September 5th, 2013 Systems posted by dmblogadmin View Comments

Accountability. Stand up.

Managing people is tough. Holding them accountable requires balance. On the one hand, you don’t want to micromanage and allow them learn from their own mistakes; on the other, you don’t want the business to fail as a result from learnings and empowerment without oversight or accountability.

The fragility of a startup drives the right balance. Junior employees have a lot more room to make mistakes, learn and improve. Leaders don’t. Whether its a seasoned executive or a rising star with increasing responsibility, the stakes of the game of business depend on the financial security of the business. Certain decisions can tank a business. While others, can really make it thrive. After all, 90% of startups fail in the first 5 years.

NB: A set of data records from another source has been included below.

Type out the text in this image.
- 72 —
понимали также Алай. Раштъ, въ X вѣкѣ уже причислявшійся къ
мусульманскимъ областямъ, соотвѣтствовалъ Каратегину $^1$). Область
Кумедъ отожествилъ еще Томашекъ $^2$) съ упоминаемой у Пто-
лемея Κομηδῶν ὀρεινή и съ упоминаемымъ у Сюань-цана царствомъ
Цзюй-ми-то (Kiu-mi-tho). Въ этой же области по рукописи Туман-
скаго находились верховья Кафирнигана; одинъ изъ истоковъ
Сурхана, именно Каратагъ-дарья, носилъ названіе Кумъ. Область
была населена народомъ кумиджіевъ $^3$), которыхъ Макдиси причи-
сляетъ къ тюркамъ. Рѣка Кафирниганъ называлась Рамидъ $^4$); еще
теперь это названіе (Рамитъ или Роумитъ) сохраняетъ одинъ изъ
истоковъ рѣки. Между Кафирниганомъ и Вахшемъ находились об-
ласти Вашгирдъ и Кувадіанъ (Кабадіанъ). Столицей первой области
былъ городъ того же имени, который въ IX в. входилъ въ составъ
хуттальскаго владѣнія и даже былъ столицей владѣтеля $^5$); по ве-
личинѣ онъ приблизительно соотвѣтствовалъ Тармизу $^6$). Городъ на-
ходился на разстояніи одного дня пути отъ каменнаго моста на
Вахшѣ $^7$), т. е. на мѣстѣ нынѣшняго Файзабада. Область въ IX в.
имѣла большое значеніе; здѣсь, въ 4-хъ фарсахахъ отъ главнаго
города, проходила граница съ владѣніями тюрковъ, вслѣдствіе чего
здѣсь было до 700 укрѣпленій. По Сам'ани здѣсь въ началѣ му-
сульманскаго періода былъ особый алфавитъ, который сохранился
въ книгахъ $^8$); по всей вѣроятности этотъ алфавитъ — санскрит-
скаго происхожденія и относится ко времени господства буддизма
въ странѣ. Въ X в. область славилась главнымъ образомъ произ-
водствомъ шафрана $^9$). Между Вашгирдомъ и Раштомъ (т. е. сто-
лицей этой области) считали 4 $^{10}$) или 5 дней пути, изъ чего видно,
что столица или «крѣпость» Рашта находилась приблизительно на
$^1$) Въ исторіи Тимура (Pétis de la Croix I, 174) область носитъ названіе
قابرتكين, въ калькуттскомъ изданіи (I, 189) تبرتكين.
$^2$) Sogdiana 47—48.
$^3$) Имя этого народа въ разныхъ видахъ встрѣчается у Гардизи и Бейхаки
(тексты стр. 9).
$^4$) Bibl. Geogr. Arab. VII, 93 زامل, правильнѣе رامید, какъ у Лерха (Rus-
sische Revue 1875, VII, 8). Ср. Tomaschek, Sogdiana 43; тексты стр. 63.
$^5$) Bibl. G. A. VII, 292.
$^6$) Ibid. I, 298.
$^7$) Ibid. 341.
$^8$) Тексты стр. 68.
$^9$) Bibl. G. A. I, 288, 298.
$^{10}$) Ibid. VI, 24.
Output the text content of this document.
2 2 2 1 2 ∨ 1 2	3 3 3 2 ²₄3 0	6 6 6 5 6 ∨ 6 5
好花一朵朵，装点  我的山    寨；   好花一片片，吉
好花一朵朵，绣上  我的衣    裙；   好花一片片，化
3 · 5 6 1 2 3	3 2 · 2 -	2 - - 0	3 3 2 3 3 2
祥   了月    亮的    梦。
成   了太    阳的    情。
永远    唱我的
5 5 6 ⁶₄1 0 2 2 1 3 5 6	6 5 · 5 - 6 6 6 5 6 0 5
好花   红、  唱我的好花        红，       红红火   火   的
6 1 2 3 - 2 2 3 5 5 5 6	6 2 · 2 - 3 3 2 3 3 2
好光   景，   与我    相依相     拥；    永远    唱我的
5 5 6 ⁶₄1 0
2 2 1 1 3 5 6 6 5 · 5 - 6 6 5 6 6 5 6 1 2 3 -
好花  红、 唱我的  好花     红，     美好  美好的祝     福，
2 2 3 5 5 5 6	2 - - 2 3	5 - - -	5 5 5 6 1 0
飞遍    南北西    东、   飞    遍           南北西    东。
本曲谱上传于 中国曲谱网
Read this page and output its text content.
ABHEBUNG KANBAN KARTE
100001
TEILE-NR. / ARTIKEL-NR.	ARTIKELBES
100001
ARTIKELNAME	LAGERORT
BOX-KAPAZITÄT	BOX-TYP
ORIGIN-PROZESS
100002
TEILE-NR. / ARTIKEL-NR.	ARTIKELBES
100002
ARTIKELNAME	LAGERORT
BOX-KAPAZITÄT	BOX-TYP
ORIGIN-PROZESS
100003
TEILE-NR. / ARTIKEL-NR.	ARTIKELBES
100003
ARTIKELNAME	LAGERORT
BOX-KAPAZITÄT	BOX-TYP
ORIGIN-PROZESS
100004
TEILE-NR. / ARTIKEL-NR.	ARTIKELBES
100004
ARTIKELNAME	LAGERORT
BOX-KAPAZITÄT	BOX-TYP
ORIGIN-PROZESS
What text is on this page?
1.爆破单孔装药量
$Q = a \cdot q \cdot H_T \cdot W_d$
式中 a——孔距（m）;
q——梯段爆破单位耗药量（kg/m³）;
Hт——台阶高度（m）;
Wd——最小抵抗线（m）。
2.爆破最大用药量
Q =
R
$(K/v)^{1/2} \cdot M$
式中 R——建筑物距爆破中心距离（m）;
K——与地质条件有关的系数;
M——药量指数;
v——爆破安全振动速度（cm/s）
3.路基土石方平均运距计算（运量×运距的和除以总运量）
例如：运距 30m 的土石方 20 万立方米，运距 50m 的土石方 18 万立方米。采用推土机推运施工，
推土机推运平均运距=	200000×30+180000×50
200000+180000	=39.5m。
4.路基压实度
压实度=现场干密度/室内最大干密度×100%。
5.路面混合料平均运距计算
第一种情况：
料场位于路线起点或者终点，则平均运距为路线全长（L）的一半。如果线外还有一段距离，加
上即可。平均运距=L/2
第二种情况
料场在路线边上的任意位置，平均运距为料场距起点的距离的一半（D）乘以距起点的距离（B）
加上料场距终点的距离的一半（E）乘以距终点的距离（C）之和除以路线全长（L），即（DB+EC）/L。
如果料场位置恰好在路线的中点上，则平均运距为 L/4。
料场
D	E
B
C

At the end of the day, as a CEO of a company, one needs to figure out the right balance for each of her divisional leaders. Taking bets on people can pay off. While allowing for a leader to run down a dead-end can cause a lot of damage to the business.

Holding your leaders accountable at an individual level and department level are key. Setting objectives and key results can help guide the larger strategy. However, as milestones are missed or results fall short, intervening can mean the difference between success and failure of the business. Managing the intervention is critical. Different leaders have levels of ego and acknowledgment levels of challenges.

It’s about accountability. Setting expectations – gaining commitment – and measuring results is key. When results fall sort, the leader needs to stand up and understand why they weren’t achieved. This is not to say that aggressive goals shouldn’t be set. They should. But, there’s missing an objective by 20-30% and then again missing it by 50-60%. Owning that is key. Acknowledging that the status quo must change is key.

At the end of the day, the ultimate accountability is the CEO’s. The CEO owns the success or failure. And, her leadership team’s decisions that make the business thrive or stumble. Communication is key. Being open. Acknowledging problems – driving solutions. Challenging the status quo when you need to is important.